Ad identica conclusione si perverrebbe ove si convenisse con la teoria, di cui si è detto in precedenza, secondo cui la fusione comporta l’estinzione delle preesistenti società e la nascita di una nuova società, il cui numero complessivo dei dipendenti, essendo superiore a 50 unità, costituisce presupposto per il conferimento obbligatorio del TFR all’INPS.

Peraltro, in tale direzione conducono anche ulteriori chiarimenti ufficiali su questioni diverse dal TRF ma comunque connesse al trattamento dei dipendenti in occasione di operazioni straordinarie.

Si veda, ad esempio, il seguente chiarimento fornito, con l’interpello n. 30 del 9 agosto 2011, da parte del Ministero del lavoro e delle politiche sociali circa l’individuazione, in tema di collocamento obbligatorio ex legge n. 68/1999, della dimensione aziendale in caso di modifiche societarie.

In particolare, rispondendo ad uno specifico quesito, il Ministero chiarisce quanto segue:

 

Si allude al passaggio di personale derivante dal trasferimento d’azienda, cessione o fusione, da cui scaturisce il mutamento nella titolarità dell’attività economica organizzata.
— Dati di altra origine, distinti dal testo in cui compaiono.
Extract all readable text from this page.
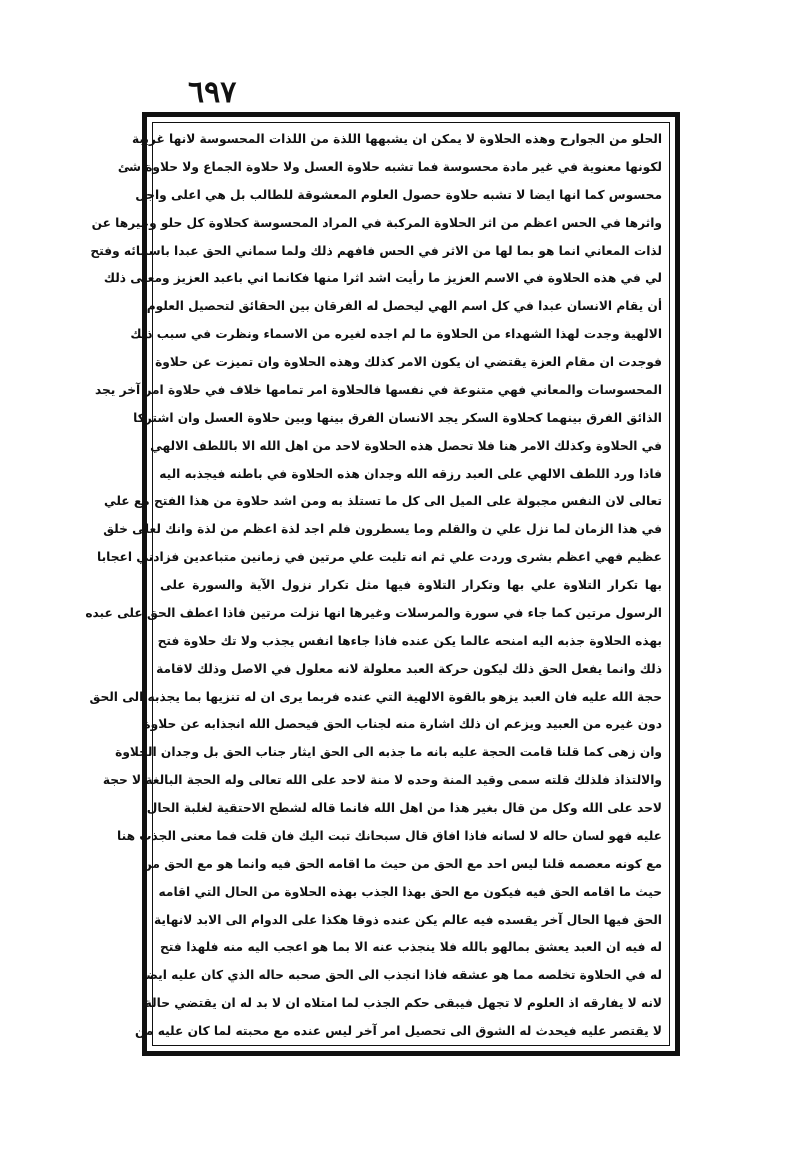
٦٩٧
الحلو من الجوارح وهذه الحلاوة لا يمكن ان يشبهها اللذة من اللذات المحسوسة لانها غريبة
لكونها معنوية في غير مادة محسوسة فما تشبه حلاوة العسل ولا حلاوة الجماع ولا حلاوة شئ
محسوس كما انها ايضا لا تشبه حلاوة حصول العلوم المعشوقة للطالب بل هي اعلى واجل
واثرها في الحس اعظم من اثر الحلاوة المركبة في المراد المحسوسة كحلاوة كل حلو وغيرها عن
لذات المعاني انما هو بما لها من الاثر في الحس فافهم ذلك ولما سماني الحق عبدا باسمائه وفتح
لي في هذه الحلاوة في الاسم العزيز ما رأيت اشد اثرا منها فكانما اني باعبد العزيز ومعنى ذلك
أن يقام الانسان عبدا في كل اسم الهي ليحصل له الفرقان بين الحقائق لتحصيل العلوم
الالهية وجدت لهذا الشهداء من الحلاوة ما لم اجده لغيره من الاسماء ونظرت في سبب ذلك
فوجدت ان مقام العزة يقتضي ان يكون الامر كذلك وهذه الحلاوة وان تميزت عن حلاوة
المحسوسات والمعاني فهي متنوعة في نفسها فالحلاوة امر تمامها خلاف في حلاوة امر آخر يجد
الذائق الفرق بينهما كحلاوة السكر يجد الانسان الفرق بينها وبين حلاوة العسل وان اشتركا
في الحلاوة وكذلك الامر هنا فلا تحصل هذه الحلاوة لاحد من اهل الله الا باللطف الالهي
فاذا ورد اللطف الالهي على العبد رزقه الله وجدان هذه الحلاوة في باطنه فيجذبه اليه
تعالى لان النفس مجبولة على الميل الى كل ما تستلذ به ومن اشد حلاوة من هذا الفتح مع علي
في هذا الزمان لما نزل علي ن والقلم وما يسطرون فلم اجد لذة اعظم من لذة وانك لعلى خلق
عظيم فهي اعظم بشرى وردت علي ثم انه تليت علي مرتين في زمانين متباعدين فزادني اعجابا
بها تكرار التلاوة علي بها وتكرار التلاوة فيها مثل تكرار نزول الآية والسورة على
الرسول مرتين كما جاء في سورة والمرسلات وغيرها انها نزلت مرتين فاذا اعطف الحق على عبده
بهذه الحلاوة جذبه اليه امنحه عالما يكن عنده فاذا جاءها انفس يجذب ولا تك حلاوة فتح
ذلك وانما يفعل الحق ذلك ليكون حركة العبد معلولة لانه معلول في الاصل وذلك لاقامة
حجة الله عليه فان العبد يزهو بالقوة الالهية التي عنده فربما يرى ان له تنزيها بما يجذبه الى الحق
دون غيره من العبيد ويزعم ان ذلك اشارة منه لجناب الحق فيحصل الله انجذابه عن حلاوة
وان زهى كما قلنا قامت الحجة عليه بانه ما جذبه الى الحق ايثار جناب الحق بل وجدان الحلاوة
والالتذاذ فلذلك قلته سمى وقيد المنة وحده لا منة لاحد على الله تعالى وله الحجة البالغة لا حجة
لاحد على الله وكل من قال بغير هذا من اهل الله فانما قاله لشطح الاحتقية لغلبة الحال
عليه فهو لسان حاله لا لسانه فاذا افاق قال سبحانك تبت اليك فان قلت فما معنى الجذب هنا
مع كونه معصمه قلنا ليس احد مع الحق من حيث ما اقامه الحق فيه وانما هو مع الحق من
حيث ما اقامه الحق فيه فيكون مع الحق بهذا الجذب بهذه الحلاوة من الحال التي اقامه
الحق فيها الحال آخر يقسده فيه عالم يكن عنده ذوقا هكذا على الدوام الى الابد لانهاية
له فيه ان العبد يعشق بمالهو بالله فلا ينجذب عنه الا بما هو اعجب اليه منه فلهذا فتح
له في الحلاوة تخلصه مما هو عشقه فاذا انجذب الى الحق صحبه حاله الذي كان عليه ايضا
لانه لا يفارقه اذ العلوم لا تجهل فيبقى حكم الجذب لما امتلاه ان لا بد له ان يقتضي حالة
لا يقتصر عليه فيحدث له الشوق الى تحصيل امر آخر ليس عنده مع محبته لما كان عليه من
Sebbene nelle trasformazioni societarie indicate, il rapporto di lavoro continui con il cessionario/datore di lavoro ed il prestatore conservi tutti i diritti ad esso collegati, in capo al nuovo datore si realizza un sostanziale ampliamento della base occupazionale, cui è necessario, pertanto, riferirsi ai fini della corretta determinazione della quota di riserva.

In linea con le argomentazioni innanzi sostenute, la fattispecie prospettata sembrerebbe, dunque, rientrare nell’ambito delle c.d. nuove assunzioni, richiamate dall’art. 3, comma 2, della legge menzionata.

Il datore di lavoro/cessionario dovrà, quindi, per l’assunzione di personale con disabilità, tenere in considerazione il nuovo assetto occupazionale ai fini della esatta individuazione della base di computo.

 

Sulla base di tale risposta, quindi, è possibile ritenere che ogni mutamento nella titolarità dell’attività economica organizzata comporti, nell’ambito degli obblighi imposti dalla disciplina lavoristica, l’insorgere di un nuovo soggetto che deve essere trattato come tale e non come mera continuazione di un precedente soggetto.

 

5. Conclusioni

A conclusione dell’esame effettuato, si ritiene che, nel caso di fusione per unione di preesistenti società mediante la costituzione di una “nuova” società, si sia in presenza di un “nuovo” soggetto titolare dell’attività economica precedentemente svolta dalla società estinte.

Conseguentemente, oltre ad applicare il principio di continuità del rapporto di lavoro previsto dall’art. 2112 del codice civile, alla società risultante dalla fusione devono comunque applicarsi le vigenti norme previste per i “nuovi” datori di lavoro se tali norme non erano state applicate o comunque risultavano non applicabili in capo ai soggetti estinti.

Nel caso in questione, ai fini della sussistenza dell’obbligo del conferimento del TFR all’INPS, si ritiene che si debba prendere a riferimento la media annuale dei lavoratori in forza nell’anno solare di “inizio” dell’attività, il che potrebbe far scattare l’obbligo del versamento del TFR all’apposito Fondo, anche se in precedenza le società estinte non erano soggette a tale obbligo.